The dollar is not worth as much to as it years ago and I really don't think it's going to get any better , I think the dollar will be a thing of the past . The only way we will be able to get anything then will be to barter ,buy with gold , silver or steal it . So with that said we know just what we need to stock up on .


----------



## Slippy (Nov 14, 2013)

sideKahr said:


> This site displays in real time the difference between Western gold/silver prices (the paper trade) vs. Eastern gold/silver prices (trade in real metals). If either side allows too much disparity in price, then goodbye US Dollar.
> 
> Did The System Collapse?


I'll have to put more time and thought into that link. I'll admit that I'm not really understanding the correlation as well as the net effect. 
@sideKahr, a little layman's term help for your good friend Slippy?


----------



## sideKahr (Oct 15, 2014)

Slippy said:


> I'll have to put more time and thought into that link. I'll admit that I'm not really understanding the correlation as well as the net effect.
> @sideKahr, a little layman's term help for your good friend Slippy?

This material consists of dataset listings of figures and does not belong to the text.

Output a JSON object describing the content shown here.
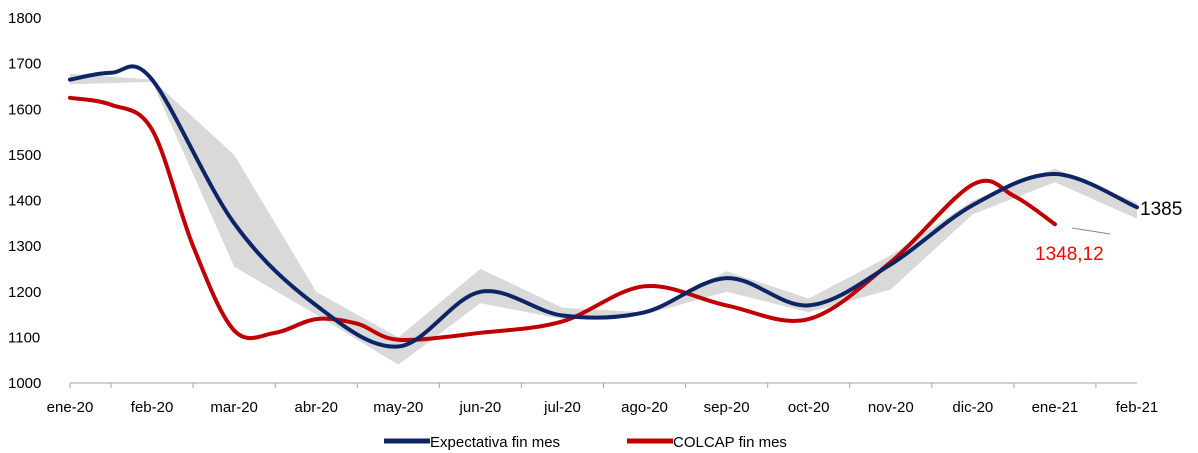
{
  "chart_data": {
    "type": "line",
    "categories": [
      "ene-20",
      "feb-20",
      "mar-20",
      "abr-20",
      "may-20",
      "jun-20",
      "jul-20",
      "ago-20",
      "sep-20",
      "oct-20",
      "nov-20",
      "dic-20",
      "ene-21",
      "feb-21"
    ],
    "ylim": [
      1000,
      1800
    ],
    "yticks": [
      1000,
      1100,
      1200,
      1300,
      1400,
      1500,
      1600,
      1700,
      1800
    ],
    "legend_position": "bottom",
    "grid": false,
    "band": {
      "x": [
        0,
        1,
        2,
        3,
        4,
        5,
        6,
        7,
        8,
        9,
        10,
        11,
        12,
        13
      ],
      "upper": [
        1678,
        1665,
        1500,
        1200,
        1100,
        1250,
        1165,
        1155,
        1245,
        1185,
        1280,
        1400,
        1470,
        1395
      ],
      "lower": [
        1655,
        1660,
        1255,
        1150,
        1040,
        1175,
        1140,
        1150,
        1200,
        1155,
        1205,
        1370,
        1440,
        1360
      ]
    },
    "series": [
      {
        "name": "Expectativa fin mes",
        "color": "#0d2565",
        "x": [
          0,
          0.5,
          1,
          2,
          3,
          4,
          5,
          6,
          7,
          8,
          9,
          10,
          11,
          12,
          13
        ],
        "values": [
          1665,
          1680,
          1665,
          1350,
          1170,
          1080,
          1200,
          1148,
          1155,
          1230,
          1170,
          1260,
          1390,
          1458,
          1385
        ]
      },
      {
        "name": "COLCAP fin mes",
        "color": "#c00000",
        "x": [
          0,
          0.5,
          1,
          1.5,
          2,
          2.5,
          3,
          3.5,
          4,
          5,
          6,
          7,
          8,
          9,
          10,
          11,
          11.5,
          12
        ],
        "values": [
          1625,
          1610,
          1555,
          1300,
          1115,
          1110,
          1140,
          1130,
          1095,
          1110,
          1135,
          1212,
          1170,
          1140,
          1265,
          1435,
          1410,
          1348
        ]
      }
    ],
    "annotations": [
      {
        "text": "1385",
        "color": "#000000"
      },
      {
        "text": "1348,12",
        "color": "#ff0000"
      }
    ]
  }
}
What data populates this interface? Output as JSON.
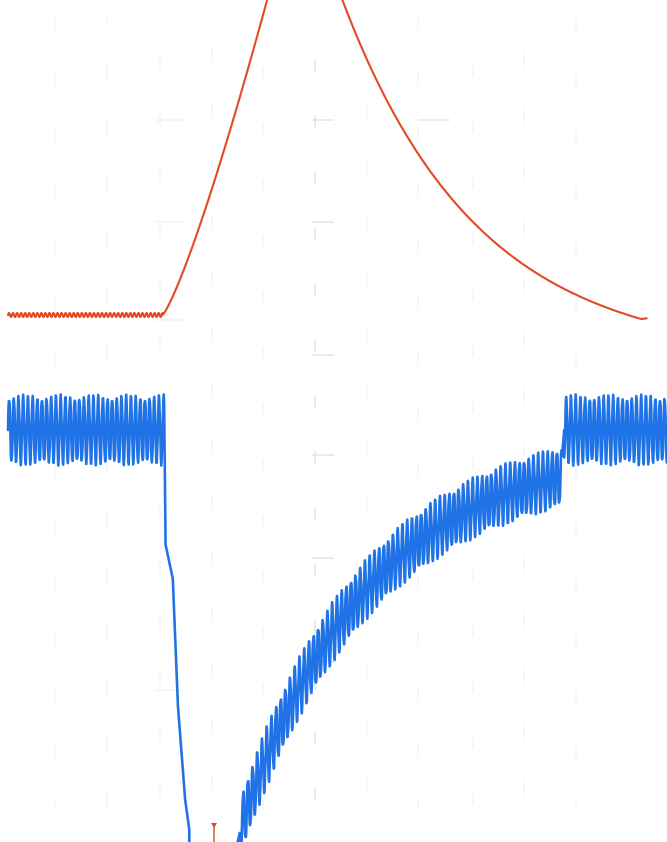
{
  "chart_data": {
    "type": "line",
    "title": "",
    "xlabel": "",
    "ylabel": "",
    "grid": false,
    "legend": "none",
    "series": [
      {
        "color": "#e24a24",
        "baseline_level": 0.0,
        "noise_amplitude": 0.02,
        "baseline_until_x": 1.5,
        "rise_end_x": 2.55,
        "peak_level": 3.2,
        "peak_until_x": 3.2,
        "decay_end_x": 6.15,
        "end_level": -0.04,
        "final_level": 0.0
      },
      {
        "color": "#1f73e6",
        "baseline_level": 0.0,
        "ripple_amplitude": 0.38,
        "ripple_cycles_per_division": 22,
        "baseline_until_x": 1.52,
        "drop_steps": [
          {
            "x": 1.53,
            "level": -1.35
          },
          {
            "x": 1.6,
            "level": -1.75
          },
          {
            "x": 1.65,
            "level": -3.25
          },
          {
            "x": 1.72,
            "level": -4.35
          },
          {
            "x": 1.76,
            "level": -4.7
          }
        ],
        "recovery_start_x": 2.25,
        "recovery_start_level": -4.7,
        "recovery_end_x": 5.38,
        "recovery_end_level": -0.55,
        "return_x": 5.4,
        "end_x": 6.4
      }
    ]
  },
  "icons": {
    "trigger_marker": "trigger-marker-icon"
  },
  "colors": {
    "background": "#ffffff",
    "grid": "#c9d6ea",
    "trigger_marker": "#d9472b"
  }
}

Slippy, I'll need some time to compose a comprehensible laymans answer to that one for someone who hasn't been following that field of study. Birthday celebration in the city tonight, so I'll get back to you on that ASAP. Okay?


----------



## A Watchman (Sep 14, 2015)

Hey Slip ..... when sideKahr gets around to explaining I to you, will you explain it to me?

Or maybe Mos, our resident banker could chime in.


----------